Lucy McKenzie “Prime Suspect” Museum Brandhorst / Munich

February 1, 2021

“Lucy McKenzie – Prime Suspect” is the first international survey exhibition of the Brussels-based Scottish artist Lucy McKenzie (b. 1977). Bringing together approximately 80 works dating from 1997 to the present, the exhibition brings together examples from all of the artist’s significant bodies of work. From her early works exploring the pageantry and iconography of international sport and the politics of postwar muralism, through her engagement with fin-de-siècle architecture and interior design and mid-century Belgian illustration, to her ongoing research into the intertwined histories of fashion and retail display, McKenzie has established herself among the most singular artistic voices of her generation.

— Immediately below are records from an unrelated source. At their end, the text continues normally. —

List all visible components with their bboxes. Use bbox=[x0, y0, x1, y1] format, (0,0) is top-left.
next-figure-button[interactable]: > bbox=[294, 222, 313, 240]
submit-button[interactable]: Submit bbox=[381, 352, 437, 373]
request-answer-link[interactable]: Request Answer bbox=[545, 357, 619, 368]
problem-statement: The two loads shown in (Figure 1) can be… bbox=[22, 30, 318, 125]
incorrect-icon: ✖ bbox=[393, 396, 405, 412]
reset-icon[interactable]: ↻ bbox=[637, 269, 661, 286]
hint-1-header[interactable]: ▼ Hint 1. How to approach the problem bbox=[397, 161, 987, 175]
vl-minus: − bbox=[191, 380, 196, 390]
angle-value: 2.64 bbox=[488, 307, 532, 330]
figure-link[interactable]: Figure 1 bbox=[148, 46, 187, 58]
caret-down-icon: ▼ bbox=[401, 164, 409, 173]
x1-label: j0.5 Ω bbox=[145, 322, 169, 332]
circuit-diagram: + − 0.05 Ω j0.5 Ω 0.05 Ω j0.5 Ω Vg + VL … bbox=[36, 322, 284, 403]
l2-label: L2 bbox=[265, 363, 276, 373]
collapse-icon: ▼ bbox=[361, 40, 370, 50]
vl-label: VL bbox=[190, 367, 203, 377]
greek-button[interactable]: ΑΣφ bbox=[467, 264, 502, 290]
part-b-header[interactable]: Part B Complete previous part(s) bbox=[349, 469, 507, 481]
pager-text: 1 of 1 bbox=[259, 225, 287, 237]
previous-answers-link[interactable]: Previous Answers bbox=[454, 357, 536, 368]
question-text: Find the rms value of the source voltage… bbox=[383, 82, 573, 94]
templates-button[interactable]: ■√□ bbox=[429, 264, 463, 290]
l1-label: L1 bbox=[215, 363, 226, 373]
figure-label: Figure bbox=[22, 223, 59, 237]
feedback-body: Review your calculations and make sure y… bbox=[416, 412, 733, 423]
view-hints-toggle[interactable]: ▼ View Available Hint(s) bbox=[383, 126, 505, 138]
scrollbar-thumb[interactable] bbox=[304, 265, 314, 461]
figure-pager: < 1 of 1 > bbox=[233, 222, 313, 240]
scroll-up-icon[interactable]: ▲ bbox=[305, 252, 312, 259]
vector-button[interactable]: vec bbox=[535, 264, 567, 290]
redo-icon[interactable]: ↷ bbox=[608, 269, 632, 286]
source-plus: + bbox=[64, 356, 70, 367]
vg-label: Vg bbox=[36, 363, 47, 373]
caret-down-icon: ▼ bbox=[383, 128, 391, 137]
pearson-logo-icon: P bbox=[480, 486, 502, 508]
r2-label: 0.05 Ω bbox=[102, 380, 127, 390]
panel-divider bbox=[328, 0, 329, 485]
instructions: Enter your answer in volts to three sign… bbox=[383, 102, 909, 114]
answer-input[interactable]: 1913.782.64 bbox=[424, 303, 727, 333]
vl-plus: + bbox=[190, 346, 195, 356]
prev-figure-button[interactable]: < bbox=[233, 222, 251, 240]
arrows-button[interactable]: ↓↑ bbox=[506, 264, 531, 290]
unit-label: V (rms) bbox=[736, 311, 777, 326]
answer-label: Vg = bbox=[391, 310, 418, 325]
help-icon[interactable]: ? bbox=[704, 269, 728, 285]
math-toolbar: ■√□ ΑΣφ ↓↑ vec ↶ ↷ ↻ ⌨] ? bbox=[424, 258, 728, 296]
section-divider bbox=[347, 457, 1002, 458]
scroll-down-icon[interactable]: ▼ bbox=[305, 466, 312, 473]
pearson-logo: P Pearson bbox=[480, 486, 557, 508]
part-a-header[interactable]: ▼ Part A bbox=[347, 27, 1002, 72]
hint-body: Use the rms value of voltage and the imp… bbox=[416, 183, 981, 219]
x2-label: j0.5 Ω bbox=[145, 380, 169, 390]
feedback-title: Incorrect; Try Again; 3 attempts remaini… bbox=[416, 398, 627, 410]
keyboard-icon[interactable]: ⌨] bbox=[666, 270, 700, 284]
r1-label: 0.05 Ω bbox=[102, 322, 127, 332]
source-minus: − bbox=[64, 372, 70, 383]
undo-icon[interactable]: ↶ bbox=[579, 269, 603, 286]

Over the past two decades, McKenzie has excavated and transformed images, objects, and motifs from a wide range of historical moments and contexts, producing a body of work that defies easy categorization but that is, for that very reason, all the more compelling. She has revived the old tradition of trompe l’oeil painting—whose images are so convincingly real that they literally “deceive the eye”—using it as a means to inhabit, critique, and reimagine earlier styles and periods of art and design. Despite her formidable skills as a painter, McKenzie has consistently refused to privilege one form of visual or material production over another, often highlighting vernacular and collaborative practices that have historically been marginalized or denigrated in the context of the fine arts, illuminating an alternative history of modern art in which the so-called “applied arts” emerge as key players in a narrative that diverges from the established chronologies of modernism and the avant- garde.

The title of the exhibition, “Prime Suspect”, alludes to the way that McKenzie’s exhibitions often function like detective stories, in which a fictional premise provides the structure for her own investigations, using historical material to ask important and resonant questions about contemporary society. It also points to her own elusiveness in the process—in which the artist herself has a way of disappearing into the dense web of references she weaves in her work—and the challenges this poses to the traditional model of the solo exhibition. For McKenzie, imitation operates not as a form of deception but as a means of understanding her subjects: of getting inside their heads and figuring out what makes them tick. By uncovering and rearticulating overlooked details from the past, McKenzie’s work reveals something of the social relations involved in their production, as well as what made them compelling in the first place, so that we might better understand those relations in the present.